The Steel Diaphragm Innovation Initiative (SDII) is a multi-year industry-academic partnership to advance the seismic performance of steel floor and roof diaphragms utilized in steel buildings through better understanding of diaphragm-structure interaction, new design approaches, and new three-dimensional modeling tools that provided enhanced capabilities to designers utilizing steel diaphragms in their building systems. The formal research phase of SDII was conducted from 2015-2020, but activities continue as research is finalized and technology transfer to engineers ramps up.
SDII was created through collaboration between the American Iron and Steel Institute and the American Institute of Steel Construction with contributions from the Steel Deck Institute, the Metal Building Manufacturers Association, and the Steel Joist Institute in partnership with the Cold-Formed Steel Research Consortium; including, researchers from Johns Hopkins University, Virginia Tech, Northeastern University, and Walter P Moore. SDII also worked with additional internal industry partners and external (federal research, state research, foundation) partners to advance its objectives.
Steel deck diaphragms have a number of strengths: low weight, use of recycled material, competitive cost, and a large number of connection points between the diaphragm and other structural elements creating potential redundancies. In addition, steel diaphragm systems may be realized across a wide range of stiffness (from bare steel deck to concrete-filled floor and roof systems) giving the designer a great deal of flexibility. However, at the outset of SDII’s research phase weaknesses were identified as well: limited data on performance, and available data focuses on strength of isolated systems, not the ductility nor the whole building performance. Steel diaphragm design lacks a design paradigm consistent with seismic performance-based design. Further, insufficient knowledge and expertise existed at the outset of the SDII effort to refute or improve upon design proposals advanced by other industries that have the potential to negatively impact steel diaphragms.

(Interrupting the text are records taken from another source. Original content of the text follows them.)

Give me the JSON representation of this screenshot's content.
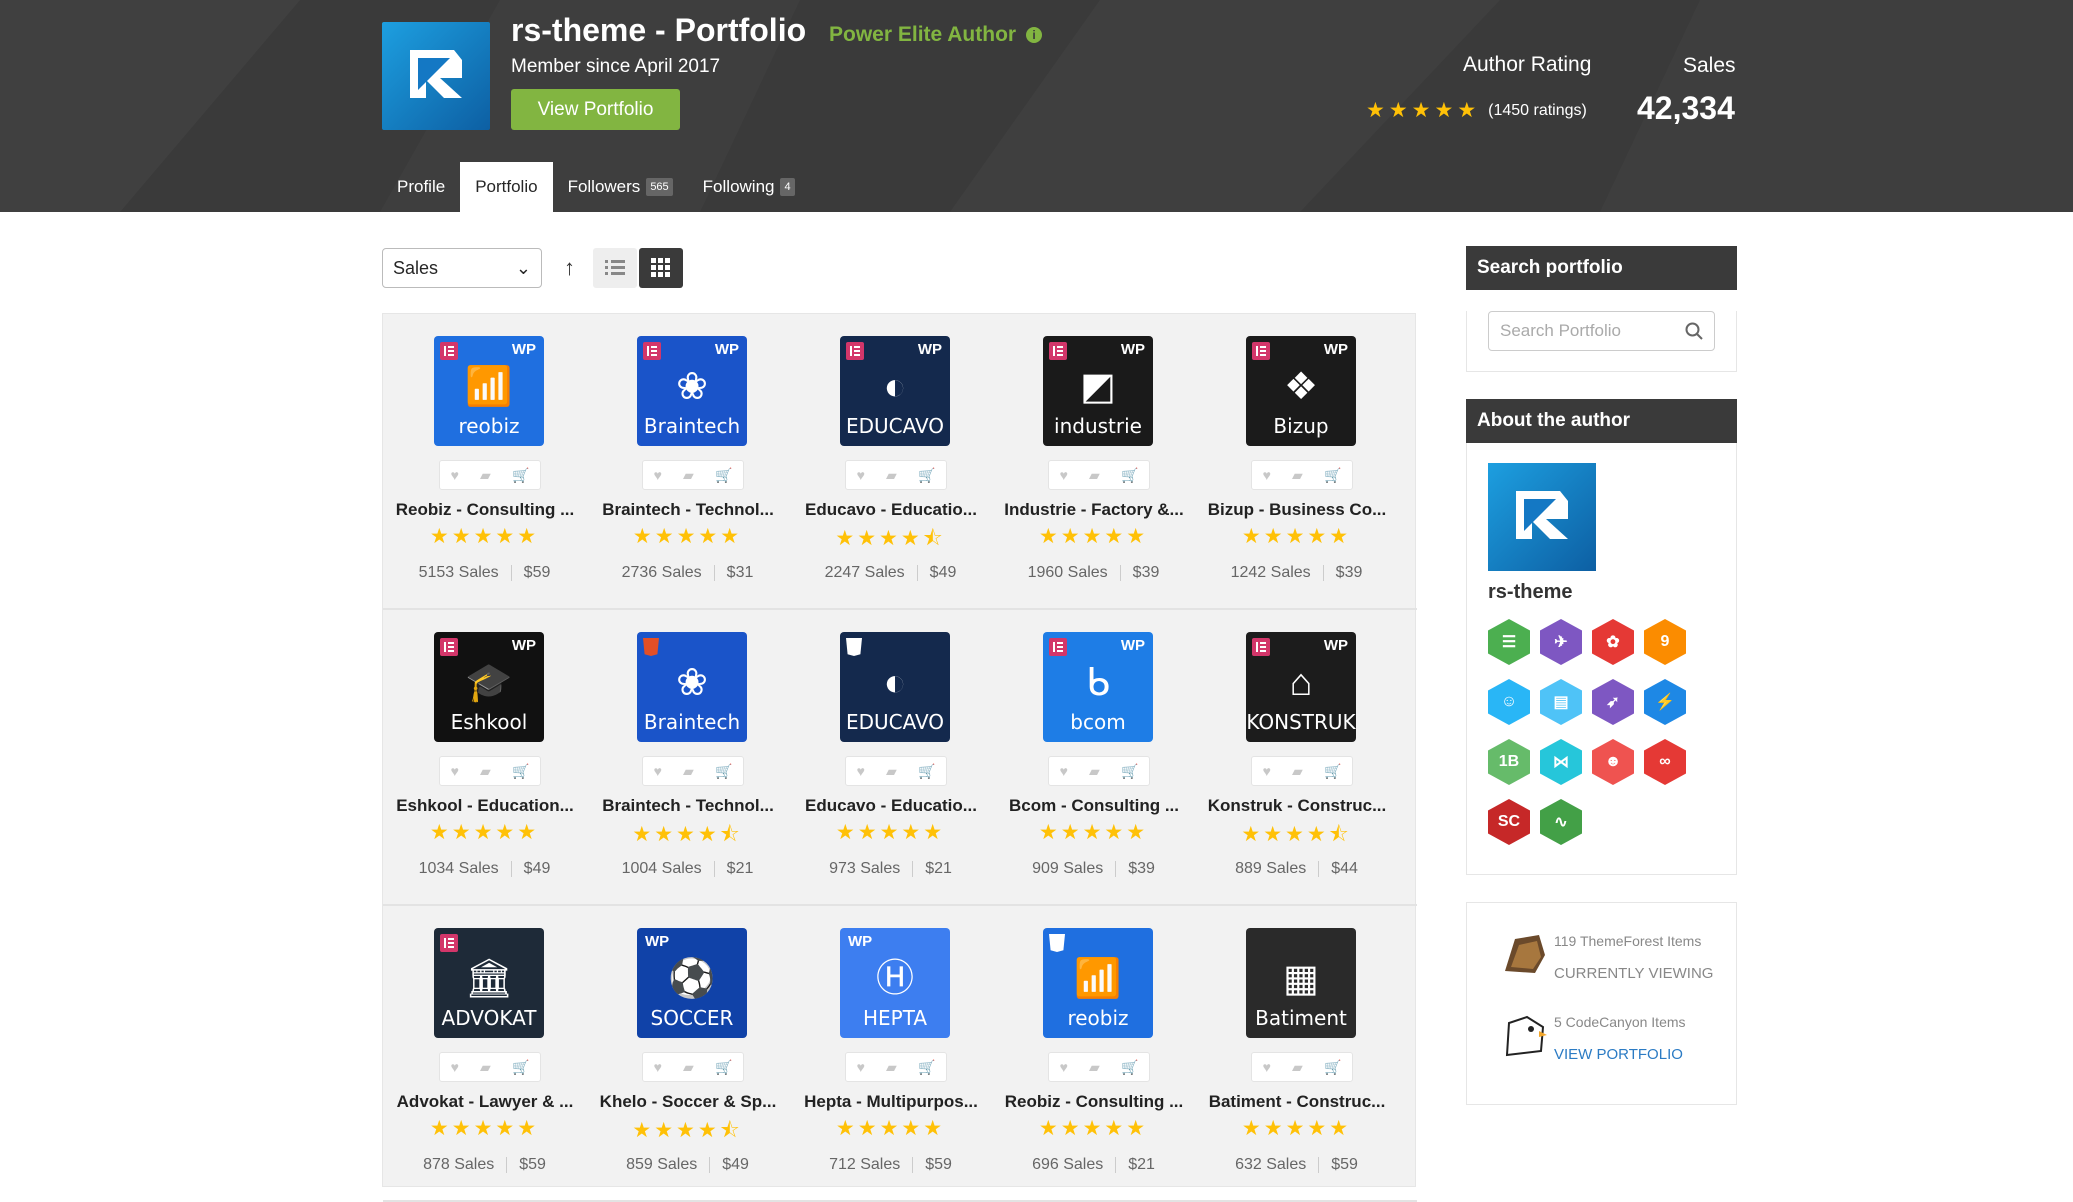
{
  "header": {
    "author_name": "rs-theme - Portfolio",
    "elite_label": "Power Elite Author",
    "member_since": "Member since April 2017",
    "view_portfolio": "View Portfolio",
    "rating_label": "Author Rating",
    "rating_stars": 5,
    "rating_count": "(1450 ratings)",
    "sales_label": "Sales",
    "sales_value": "42,334"
  },
  "tabs": [
    {
      "label": "Profile",
      "count": "",
      "active": false
    },
    {
      "label": "Portfolio",
      "count": "",
      "active": true
    },
    {
      "label": "Followers",
      "count": "565",
      "active": false
    },
    {
      "label": "Following",
      "count": "4",
      "active": false
    }
  ],
  "toolbar": {
    "sort_select": "Sales",
    "sort_icon": "arrow-up-icon",
    "view_list_icon": "list-view-icon",
    "view_grid_icon": "grid-view-icon"
  },
  "items": [
    {
      "title": "Reobiz - Consulting ...",
      "stars": "★★★★★",
      "sales": "5153 Sales",
      "price": "$59",
      "thumb_name": "reobiz",
      "glyph": "📶",
      "bg": "#1f6fe0",
      "badge": "el-wp"
    },
    {
      "title": "Braintech - Technol...",
      "stars": "★★★★★",
      "sales": "2736 Sales",
      "price": "$31",
      "thumb_name": "Braintech",
      "glyph": "❀",
      "bg": "#1a54c9",
      "badge": "el-wp"
    },
    {
      "title": "Educavo - Educatio...",
      "stars": "★★★★⯪",
      "sales": "2247 Sales",
      "price": "$49",
      "thumb_name": "EDUCAVO",
      "glyph": "◐",
      "bg": "#14294d",
      "badge": "el-wp"
    },
    {
      "title": "Industrie - Factory &...",
      "stars": "★★★★★",
      "sales": "1960 Sales",
      "price": "$39",
      "thumb_name": "industrie",
      "glyph": "◩",
      "bg": "#1a1a1a",
      "badge": "el-wp"
    },
    {
      "title": "Bizup - Business Co...",
      "stars": "★★★★★",
      "sales": "1242 Sales",
      "price": "$39",
      "thumb_name": "Bizup",
      "glyph": "❖",
      "bg": "#1b1b1b",
      "badge": "el-wp"
    },
    {
      "title": "Eshkool - Education...",
      "stars": "★★★★★",
      "sales": "1034 Sales",
      "price": "$49",
      "thumb_name": "Eshkool",
      "glyph": "🎓",
      "bg": "#111111",
      "badge": "el-wp"
    },
    {
      "title": "Braintech - Technol...",
      "stars": "★★★★⯪",
      "sales": "1004 Sales",
      "price": "$21",
      "thumb_name": "Braintech",
      "glyph": "❀",
      "bg": "#1a54c9",
      "badge": "h5"
    },
    {
      "title": "Educavo - Educatio...",
      "stars": "★★★★★",
      "sales": "973 Sales",
      "price": "$21",
      "thumb_name": "EDUCAVO",
      "glyph": "◐",
      "bg": "#14294d",
      "badge": "b5"
    },
    {
      "title": "Bcom - Consulting ...",
      "stars": "★★★★★",
      "sales": "909 Sales",
      "price": "$39",
      "thumb_name": "bcom",
      "glyph": "ᑲ",
      "bg": "#1e7de6",
      "badge": "el-wp"
    },
    {
      "title": "Konstruk - Construc...",
      "stars": "★★★★⯪",
      "sales": "889 Sales",
      "price": "$44",
      "thumb_name": "KONSTRUK",
      "glyph": "⌂",
      "bg": "#1c1c1c",
      "badge": "el-wp"
    },
    {
      "title": "Advokat - Lawyer & ...",
      "stars": "★★★★★",
      "sales": "878 Sales",
      "price": "$59",
      "thumb_name": "ADVOKAT",
      "glyph": "🏛",
      "bg": "#1e2a38",
      "badge": "el"
    },
    {
      "title": "Khelo - Soccer & Sp...",
      "stars": "★★★★⯪",
      "sales": "859 Sales",
      "price": "$49",
      "thumb_name": "SOCCER",
      "glyph": "⚽",
      "bg": "#1042a8",
      "badge": "wp-left"
    },
    {
      "title": "Hepta - Multipurpos...",
      "stars": "★★★★★",
      "sales": "712 Sales",
      "price": "$59",
      "thumb_name": "HEPTA",
      "glyph": "Ⓗ",
      "bg": "#3d7ef0",
      "badge": "wp-left"
    },
    {
      "title": "Reobiz - Consulting ...",
      "stars": "★★★★★",
      "sales": "696 Sales",
      "price": "$21",
      "thumb_name": "reobiz",
      "glyph": "📶",
      "bg": "#1f6fe0",
      "badge": "b5"
    },
    {
      "title": "Batiment - Construc...",
      "stars": "★★★★★",
      "sales": "632 Sales",
      "price": "$59",
      "thumb_name": "Batiment",
      "glyph": "▦",
      "bg": "#2a2a2a",
      "badge": "none"
    }
  ],
  "sidebar": {
    "search_title": "Search portfolio",
    "search_placeholder": "Search Portfolio",
    "about_title": "About the author",
    "author_short": "rs-theme",
    "badges": [
      {
        "icon": "stack-icon",
        "color": "#4caf50",
        "text": "☰"
      },
      {
        "icon": "rocket-icon",
        "color": "#7e57c2",
        "text": "✈"
      },
      {
        "icon": "paw-icon",
        "color": "#e53935",
        "text": "✿"
      },
      {
        "icon": "year-9-icon",
        "color": "#fb8c00",
        "text": "9"
      },
      {
        "icon": "user-icon",
        "color": "#29b6f6",
        "text": "☺"
      },
      {
        "icon": "book-icon",
        "color": "#4fc3f7",
        "text": "▤"
      },
      {
        "icon": "rocket-w-icon",
        "color": "#7e57c2",
        "text": "➶"
      },
      {
        "icon": "bolt-icon",
        "color": "#1e88e5",
        "text": "⚡"
      },
      {
        "icon": "sales-1b-icon",
        "color": "#66bb6a",
        "text": "1B"
      },
      {
        "icon": "bow-icon",
        "color": "#26c6da",
        "text": "⋈"
      },
      {
        "icon": "community-icon",
        "color": "#ef5350",
        "text": "☻"
      },
      {
        "icon": "link-icon",
        "color": "#e53935",
        "text": "∞"
      },
      {
        "icon": "sc-icon",
        "color": "#c62828",
        "text": "SC"
      },
      {
        "icon": "pulse-icon",
        "color": "#43a047",
        "text": "∿"
      }
    ],
    "tf_items": "119 ThemeForest Items",
    "tf_status": "CURRENTLY VIEWING",
    "cc_items": "5 CodeCanyon Items",
    "cc_link": "VIEW PORTFOLIO"
  }
}
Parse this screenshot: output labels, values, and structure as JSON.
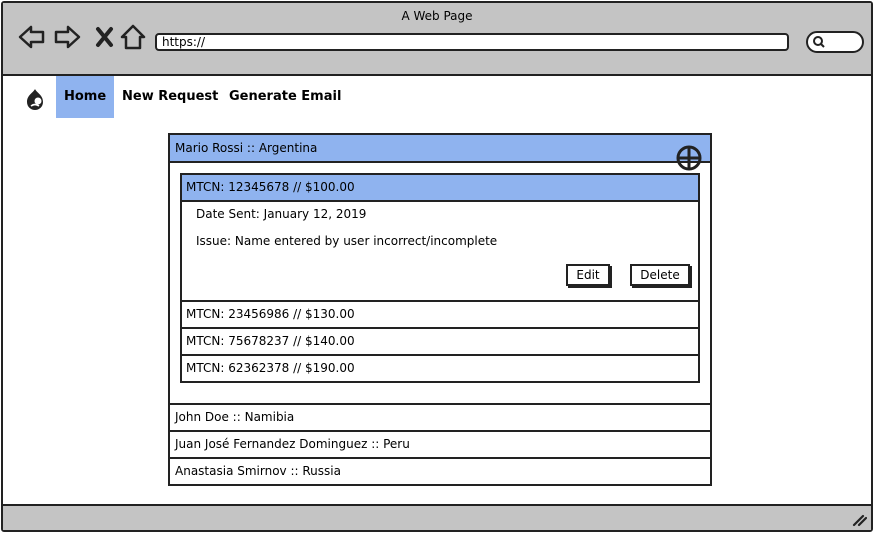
{
  "window": {
    "title": "A Web Page"
  },
  "browser": {
    "url": "https://"
  },
  "nav": {
    "items": [
      "Home",
      "New Request",
      "Generate Email"
    ]
  },
  "accordion": {
    "expanded": {
      "label": "Mario Rossi :: Argentina",
      "transactions": [
        {
          "label": "MTCN: 12345678 // $100.00"
        },
        {
          "label": "MTCN: 23456986 // $130.00"
        },
        {
          "label": "MTCN: 75678237 // $140.00"
        },
        {
          "label": "MTCN: 62362378 // $190.00"
        }
      ],
      "detail": {
        "date_sent": "Date Sent: January 12, 2019",
        "issue": "Issue: Name entered by user incorrect/incomplete",
        "edit_label": "Edit",
        "delete_label": "Delete"
      }
    },
    "collapsed": [
      {
        "label": "John Doe :: Namibia"
      },
      {
        "label": "Juan José Fernandez Dominguez :: Peru"
      },
      {
        "label": "Anastasia Smirnov :: Russia"
      }
    ]
  },
  "colors": {
    "accent": "#8fb3ef",
    "chrome": "#c4c4c4",
    "ink": "#222222"
  },
  "icons": [
    "back-arrow-icon",
    "forward-arrow-icon",
    "close-x-icon",
    "home-icon",
    "search-icon",
    "drupal-logo-icon",
    "add-circle-icon",
    "resize-grip-icon"
  ]
}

The opportunity to consider steel diaphragms as a system, an integral part of the building, and not just as a distribution element is significant. As we re-engineer steel diaphragms for seismic performance the potential to fully consider new demands such as energy, acoustic, fire, all provide a means to advance performance in novel ways. In addition, advancing our understanding and modeling of diaphragms is the most important piece in the puzzle towards modeling, designing, and optimizing buildings as fully three-dimensional – significant opportunities open up for the first to harness this approach. At the outset of SDII it was recognized that without innovation in steel diaphragms threats exist: multi-year research investment in other materials, particularly in seismic performance, has created a knowledge gap that is now being realized in design specifications that are unfavorable to steel diaphragms. Since the floor system can drive the material choice in the building system, lack of innovation in steel diaphragms may impede adoption of other steel solutions. Further, without innovation, steel diaphragms will be threatened by advances made by competing diaphragm solutions. SDII utilized the strength of steel solutions and capitalized on the opportunity to overcome the weakness and threats the industry faced to develop a series of solutions which are described in detail on this website.